My opinion is… The writing on the wall has been around for over a decade and folks chose to ignore it. DSS bet the farm on the cloud based stuff over a decade ago with Catia/Enovia V6 and has been having trouble getting traction with customers to adopt it. They also announced over a decade ago that their intention was to kill desktop SolidWorks and replace it with a cloud version based on the V6 technology (https://develop3d.com/cad/the-death-of-solidworks/). After a decade of investment and little to no income to show for it, I think the “nice” is about over with DSS and soon customers won’t have a choice other than not to be a customer.
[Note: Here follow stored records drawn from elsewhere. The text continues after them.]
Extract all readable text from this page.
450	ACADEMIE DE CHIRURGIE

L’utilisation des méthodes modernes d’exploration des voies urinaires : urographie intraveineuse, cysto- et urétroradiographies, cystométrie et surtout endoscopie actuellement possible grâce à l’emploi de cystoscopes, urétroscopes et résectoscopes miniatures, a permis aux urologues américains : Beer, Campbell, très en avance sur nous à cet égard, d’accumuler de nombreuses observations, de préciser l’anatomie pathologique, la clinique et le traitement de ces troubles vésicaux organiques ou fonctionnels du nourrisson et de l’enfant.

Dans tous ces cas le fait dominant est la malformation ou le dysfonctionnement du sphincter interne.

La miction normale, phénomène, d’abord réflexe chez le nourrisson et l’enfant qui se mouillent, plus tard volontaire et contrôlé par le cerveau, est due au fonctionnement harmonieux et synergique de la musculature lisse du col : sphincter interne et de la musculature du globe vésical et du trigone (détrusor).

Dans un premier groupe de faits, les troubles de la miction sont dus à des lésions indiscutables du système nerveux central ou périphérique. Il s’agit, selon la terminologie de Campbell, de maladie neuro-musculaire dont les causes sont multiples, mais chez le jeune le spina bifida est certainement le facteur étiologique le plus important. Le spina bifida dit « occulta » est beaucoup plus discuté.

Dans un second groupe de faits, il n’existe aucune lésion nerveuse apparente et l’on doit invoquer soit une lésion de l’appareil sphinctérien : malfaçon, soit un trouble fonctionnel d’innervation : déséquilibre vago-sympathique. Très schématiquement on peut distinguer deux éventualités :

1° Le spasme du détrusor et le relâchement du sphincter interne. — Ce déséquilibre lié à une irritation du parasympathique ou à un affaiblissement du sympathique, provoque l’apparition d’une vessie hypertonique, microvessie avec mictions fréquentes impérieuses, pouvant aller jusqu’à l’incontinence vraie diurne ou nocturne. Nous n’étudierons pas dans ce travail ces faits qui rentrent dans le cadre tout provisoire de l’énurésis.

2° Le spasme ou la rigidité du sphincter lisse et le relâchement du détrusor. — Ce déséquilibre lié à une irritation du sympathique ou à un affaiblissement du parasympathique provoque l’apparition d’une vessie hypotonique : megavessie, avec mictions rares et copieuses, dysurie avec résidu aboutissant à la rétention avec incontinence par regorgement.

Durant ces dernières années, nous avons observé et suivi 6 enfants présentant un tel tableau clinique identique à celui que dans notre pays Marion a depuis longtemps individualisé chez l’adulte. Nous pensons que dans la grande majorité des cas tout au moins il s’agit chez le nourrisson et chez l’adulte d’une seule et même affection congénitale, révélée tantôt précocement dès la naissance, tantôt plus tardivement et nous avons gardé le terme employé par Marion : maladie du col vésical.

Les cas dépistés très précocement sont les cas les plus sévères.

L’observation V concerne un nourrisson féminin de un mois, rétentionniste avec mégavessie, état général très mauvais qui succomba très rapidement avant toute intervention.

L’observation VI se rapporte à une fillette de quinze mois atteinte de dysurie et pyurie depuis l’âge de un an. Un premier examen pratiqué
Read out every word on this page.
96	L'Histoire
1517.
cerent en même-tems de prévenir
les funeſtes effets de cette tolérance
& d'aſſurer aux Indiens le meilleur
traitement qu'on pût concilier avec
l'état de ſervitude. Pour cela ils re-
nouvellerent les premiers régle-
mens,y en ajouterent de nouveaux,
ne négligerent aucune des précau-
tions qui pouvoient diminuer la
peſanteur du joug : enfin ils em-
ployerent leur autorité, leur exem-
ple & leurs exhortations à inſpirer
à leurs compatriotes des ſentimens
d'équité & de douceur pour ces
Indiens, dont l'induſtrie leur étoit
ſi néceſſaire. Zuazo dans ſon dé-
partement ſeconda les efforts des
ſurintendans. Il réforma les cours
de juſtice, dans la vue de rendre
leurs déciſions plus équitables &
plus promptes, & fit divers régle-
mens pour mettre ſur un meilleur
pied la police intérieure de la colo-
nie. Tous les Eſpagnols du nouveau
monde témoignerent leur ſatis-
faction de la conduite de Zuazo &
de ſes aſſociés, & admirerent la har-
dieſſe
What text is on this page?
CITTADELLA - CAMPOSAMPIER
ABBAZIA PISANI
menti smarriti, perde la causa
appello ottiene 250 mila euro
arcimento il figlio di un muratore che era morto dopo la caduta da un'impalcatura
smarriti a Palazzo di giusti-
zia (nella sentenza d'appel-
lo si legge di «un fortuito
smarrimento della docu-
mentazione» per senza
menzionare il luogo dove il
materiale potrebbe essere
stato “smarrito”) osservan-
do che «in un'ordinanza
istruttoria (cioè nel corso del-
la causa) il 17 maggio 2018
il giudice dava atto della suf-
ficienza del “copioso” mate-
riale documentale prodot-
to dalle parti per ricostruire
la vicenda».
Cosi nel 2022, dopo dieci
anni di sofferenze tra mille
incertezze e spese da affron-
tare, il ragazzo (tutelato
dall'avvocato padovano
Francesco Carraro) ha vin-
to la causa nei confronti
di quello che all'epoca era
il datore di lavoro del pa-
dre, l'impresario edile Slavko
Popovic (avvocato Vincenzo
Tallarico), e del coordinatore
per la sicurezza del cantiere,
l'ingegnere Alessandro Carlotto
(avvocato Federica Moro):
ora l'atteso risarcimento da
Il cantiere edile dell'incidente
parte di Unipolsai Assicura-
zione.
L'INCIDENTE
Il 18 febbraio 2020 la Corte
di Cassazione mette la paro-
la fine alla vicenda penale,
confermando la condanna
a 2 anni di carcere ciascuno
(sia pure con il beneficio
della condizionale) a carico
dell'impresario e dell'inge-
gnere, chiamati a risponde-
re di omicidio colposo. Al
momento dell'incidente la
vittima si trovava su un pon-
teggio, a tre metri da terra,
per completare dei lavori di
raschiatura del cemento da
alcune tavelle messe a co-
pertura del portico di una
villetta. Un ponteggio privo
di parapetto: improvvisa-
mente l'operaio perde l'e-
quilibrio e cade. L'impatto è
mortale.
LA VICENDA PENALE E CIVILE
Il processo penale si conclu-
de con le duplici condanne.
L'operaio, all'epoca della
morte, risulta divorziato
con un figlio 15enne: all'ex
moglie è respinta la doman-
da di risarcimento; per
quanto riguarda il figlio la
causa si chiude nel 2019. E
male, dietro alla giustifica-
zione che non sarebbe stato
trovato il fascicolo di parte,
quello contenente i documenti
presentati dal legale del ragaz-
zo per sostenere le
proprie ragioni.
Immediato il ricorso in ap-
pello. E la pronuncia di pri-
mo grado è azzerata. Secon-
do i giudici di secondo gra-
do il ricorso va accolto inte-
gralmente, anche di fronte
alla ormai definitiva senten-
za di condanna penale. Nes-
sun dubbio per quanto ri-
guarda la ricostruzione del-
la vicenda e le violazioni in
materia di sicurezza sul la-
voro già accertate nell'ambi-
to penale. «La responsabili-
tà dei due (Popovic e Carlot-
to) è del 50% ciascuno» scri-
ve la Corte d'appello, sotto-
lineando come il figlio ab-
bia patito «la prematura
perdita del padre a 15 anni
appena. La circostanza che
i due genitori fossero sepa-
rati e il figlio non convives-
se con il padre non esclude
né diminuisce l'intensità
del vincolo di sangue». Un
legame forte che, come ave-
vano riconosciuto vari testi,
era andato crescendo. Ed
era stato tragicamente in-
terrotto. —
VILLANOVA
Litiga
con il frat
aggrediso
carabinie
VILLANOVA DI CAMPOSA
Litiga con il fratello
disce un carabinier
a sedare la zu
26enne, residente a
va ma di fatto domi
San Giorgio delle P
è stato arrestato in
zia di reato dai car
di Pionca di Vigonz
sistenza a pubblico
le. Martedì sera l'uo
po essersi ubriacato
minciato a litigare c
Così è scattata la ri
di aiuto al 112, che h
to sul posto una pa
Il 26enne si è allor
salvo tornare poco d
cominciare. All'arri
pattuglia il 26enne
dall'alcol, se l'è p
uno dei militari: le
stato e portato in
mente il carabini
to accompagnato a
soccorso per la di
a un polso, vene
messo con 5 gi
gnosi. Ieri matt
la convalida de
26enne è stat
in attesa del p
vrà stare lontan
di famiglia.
Killing DesktopWorks is a no go for us. We are going to Windchill for PLM…that doesn’t work with CloudWorks. They will have to support DesktopWorks or lose a lot of large customers using other PLMs like Windchill, Teamcenter, Agile, Aras, SAP, etc.
They ARE loosing big customers (aka Mercedes, Hyundai, Volvo…)
I am not sure the current management cares. I guess they figure they will win all of those customers back once we open our eyes to the beauty of their online collaboration suite.
It’s easy and cheap to go back!
Your comment was uber sarcastic but this may hold an element of truth. If the new platform turns into a train wreck…ditching it and going to a working system is easier and cheaper than going forth.
True. But I was talking about making a change like Mercedes did:
Going from D’assault to Siemens. Changing the backbone of a system is no small feat in such a large company and they did it in only 1.5 years. Which is actually really fast! I cannot imagine the amount of money they spent and it’s unlikely that they go back in the next 5-10 years.
Once you’re that invested there is only one direction: Forward.
I think they’ve shown they don’t go for the cheap and easy route. It appears they prefer the overly complicated approach.
Function is not even a consideration.